Returning the raw sort key in the API response without encoding it. Returning "next_after_created": "2024-03-15T10:22:00Z" leaks the internal sort schema and prevents future changes to the sort key design. Wrap the keyset values in a base64-encoded opaque cursor token, just as with cursor pagination, so the encoding can evolve without a breaking API change.

Details

Row-Value Comparison Support

Database	Row-value comparison	Composite index seek	Notes
PostgreSQL 14+	yes	yes	Full support; index-only scan possible
MySQL 8.0+	yes	yes	Supported; verify index direction matches
SQLite 3.37+	yes	yes	Full support
SQL Server	limited	partial	Use equivalent AND/OR expansion
DynamoDB	yes (via LastEvaluatedKey)	yes (sort key)	Native keyset via `ExclusiveStartKey`

For SQL Server, expand row-value comparison manually:

WHERE (created_at < @v_created)
   OR (created_at = @v_created AND id < @v_id)

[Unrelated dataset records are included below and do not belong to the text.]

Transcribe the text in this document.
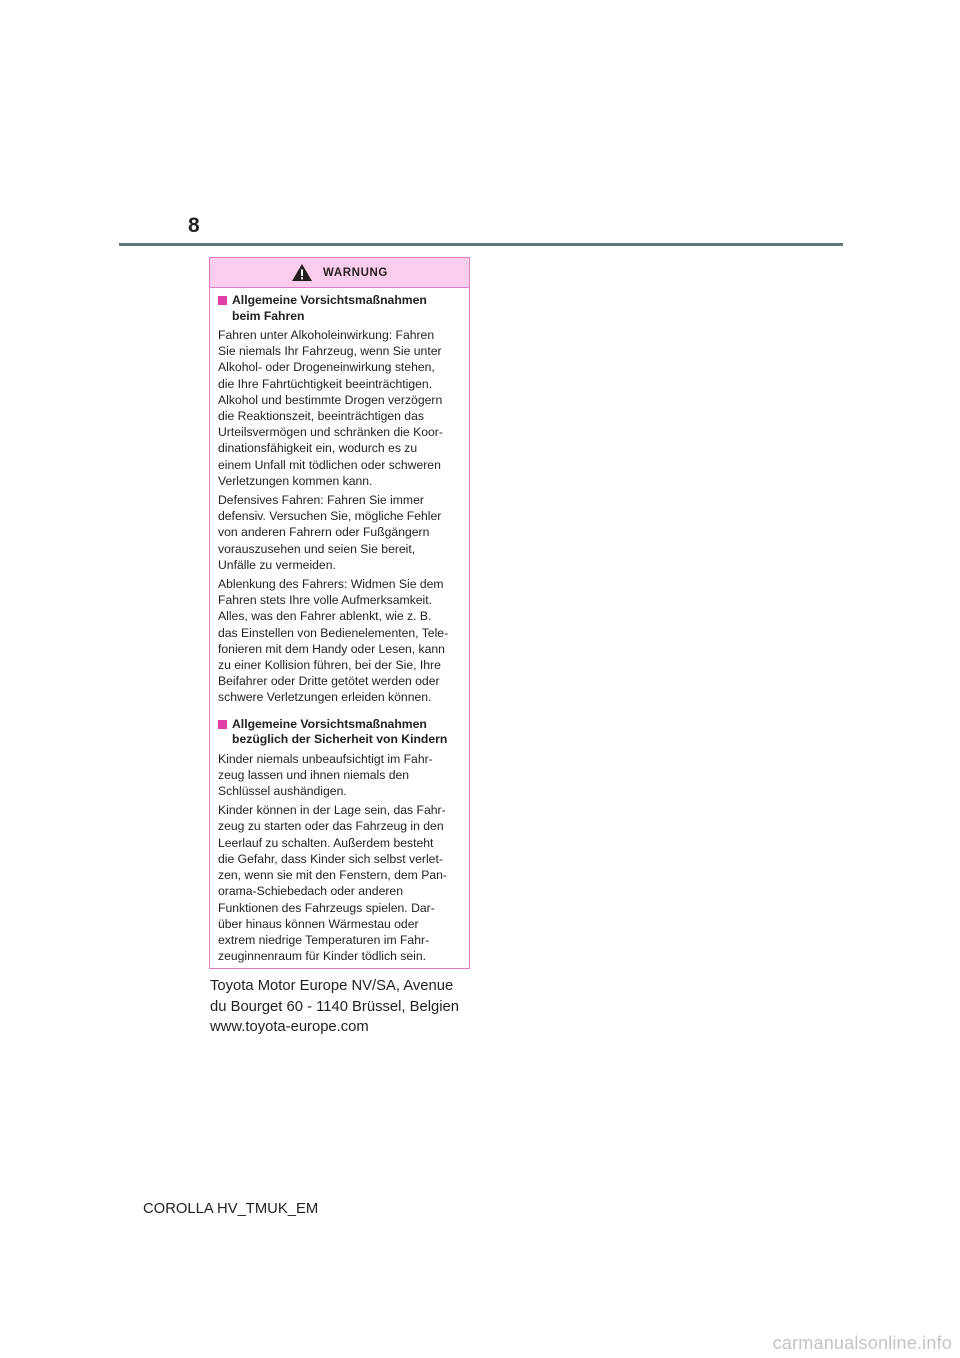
8
WARNUNG
Allgemeine Vorsichtsmaßnahmen
beim Fahren

Fahren unter Alkoholeinwirkung: Fahren
Sie niemals Ihr Fahrzeug, wenn Sie unter
Alkohol- oder Drogeneinwirkung stehen,
die Ihre Fahrtüchtigkeit beeinträchtigen.
Alkohol und bestimmte Drogen verzögern
die Reaktionszeit, beeinträchtigen das
Urteilsvermögen und schränken die Koor-
dinationsfähigkeit ein, wodurch es zu
einem Unfall mit tödlichen oder schweren
Verletzungen kommen kann.

Defensives Fahren: Fahren Sie immer
defensiv. Versuchen Sie, mögliche Fehler
von anderen Fahrern oder Fußgängern
vorauszusehen und seien Sie bereit,
Unfälle zu vermeiden.

Ablenkung des Fahrers: Widmen Sie dem
Fahren stets Ihre volle Aufmerksamkeit.
Alles, was den Fahrer ablenkt, wie z. B.
das Einstellen von Bedienelementen, Tele-
fonieren mit dem Handy oder Lesen, kann
zu einer Kollision führen, bei der Sie, Ihre
Beifahrer oder Dritte getötet werden oder
schwere Verletzungen erleiden können.

Allgemeine Vorsichtsmaßnahmen
bezüglich der Sicherheit von Kindern

Kinder niemals unbeaufsichtigt im Fahr-
zeug lassen und ihnen niemals den
Schlüssel aushändigen.

Kinder können in der Lage sein, das Fahr-
zeug zu starten oder das Fahrzeug in den
Leerlauf zu schalten. Außerdem besteht
die Gefahr, dass Kinder sich selbst verlet-
zen, wenn sie mit den Fenstern, dem Pan-
orama-Schiebedach oder anderen
Funktionen des Fahrzeugs spielen. Dar-
über hinaus können Wärmestau oder
extrem niedrige Temperaturen im Fahr-
zeuginnenraum für Kinder tödlich sein.

Toyota Motor Europe NV/SA, Avenue
du Bourget 60 - 1140 Brüssel, Belgien
www.toyota-europe.com
COROLLA HV_TMUK_EM
carmanualsonline.info
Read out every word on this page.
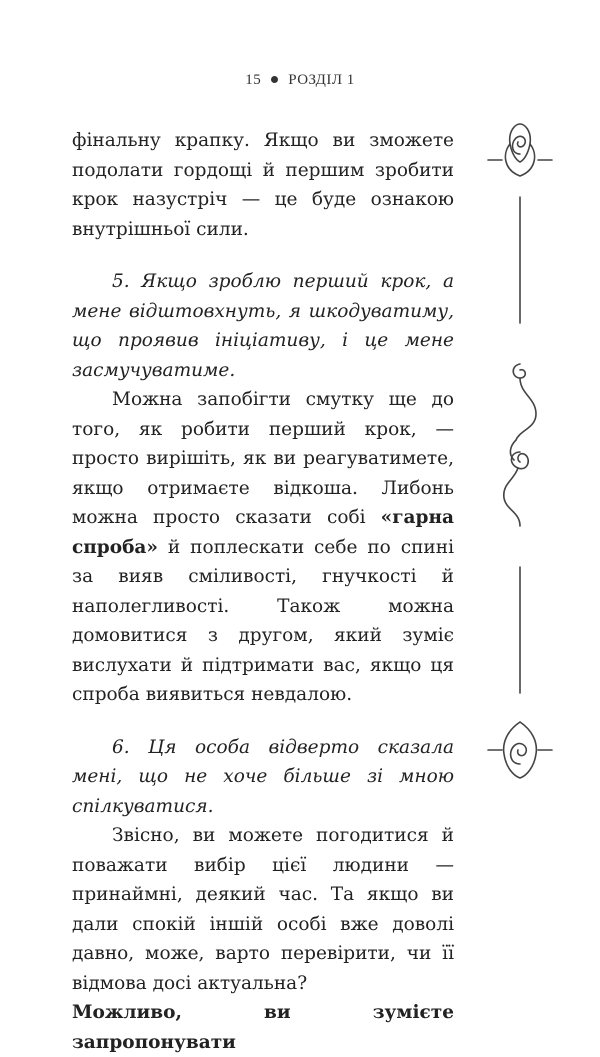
15 РОЗДІЛ 1

фінальну крапку. Якщо ви зможете подолати гордощі й першим зробити крок назустріч — це буде ознакою внутрішньої сили.

5. Якщо зроблю перший крок, а мене відштовхнуть, я шкодуватиму, що проявив ініціативу, і це мене засмучуватиме.

Можна запобігти смутку ще до того, як робити перший крок, — просто вирішіть, як ви реагуватимете, якщо отримаєте відкоша. Либонь можна просто сказати собі «гарна спроба» й поплескати себе по спині за вияв сміливості, гнучкості й наполегливості. Також можна домовитися з другом, який зуміє вислухати й підтримати вас, якщо ця спроба виявиться невдалою.

6. Ця особа відверто сказала мені, що не хоче більше зі мною спілкуватися.

Звісно, ви можете погодитися й поважати вибір цієї людини — принаймні, деякий час. Та якщо ви дали спокій іншій особі вже доволі давно, може, варто перевірити, чи її відмова досі актуальна?

Можливо, ви зумієте запропонувати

Real-World Case Study: Shopify Admin API

Shopify's Admin REST API historically used offset pagination on high-volume endpoints like GET /admin/api/2024-01/orders.json. As merchant stores scaled to millions of orders, deep offset queries (?page=500&limit=250) caused timeout errors on the database tier. Shopify migrated these endpoints to keyset pagination using page_info cursor tokens (base64-encoded keyset values) in 2020. After migration, Shopify reported that 95th-percentile query latency for paginated order list requests dropped from 3.2 seconds (at deep offsets) to under 40ms at any page depth — an 80x improvement at the tail. The offset-based page parameter was deprecated and removed in API version 2021-04.

Source

Process

Identify the sort columns: choose an immutable or append-only column (e.g., created_at) as the primary sort key and add the unique primary key as a tiebreaker to form a composite sort key.
Verify a composite index exists on (sort_col ASC/DESC, id ASC/DESC) in the exact direction matching the query. Run EXPLAIN to confirm an index seek, not a sequential scan.
Implement the seek predicate as a row-value comparison: WHERE (sort_col, id) > (last_sort_val, last_id) for ascending, < for descending.
Encode the last row's sort key values as a base64-encoded opaque cursor token in the response. Accept this token as the after parameter on subsequent requests. Validate the token on decode.
Fetch LIMIT n+1 rows and return only n; set has_more = true if the extra row exists. Do not run a separate COUNT query.

Harness Integration

Type: knowledge -- this skill is a reference document, not a procedural workflow.
No tools or state -- consumed as context by other skills and agents.
related_skills: api-pagination-cursor, api-pagination-offset, db-btree-index, db-covering-index

Success Criteria

Every keyset-paginated endpoint has a composite index on its sort key columns; query plans show index seeks, not sequential scans.
Sort keys are composite — primary sort column plus primary key — ensuring uniqueness at every page boundary.
Keyset values returned to clients are wrapped in opaque base64-encoded cursor tokens, not exposed as raw column values.
has_more is determined by fetching n+1 rows; no COUNT(*) query runs per page request.
Deep-page latency (page 10,000+) is within 10% of first-page latency under production load.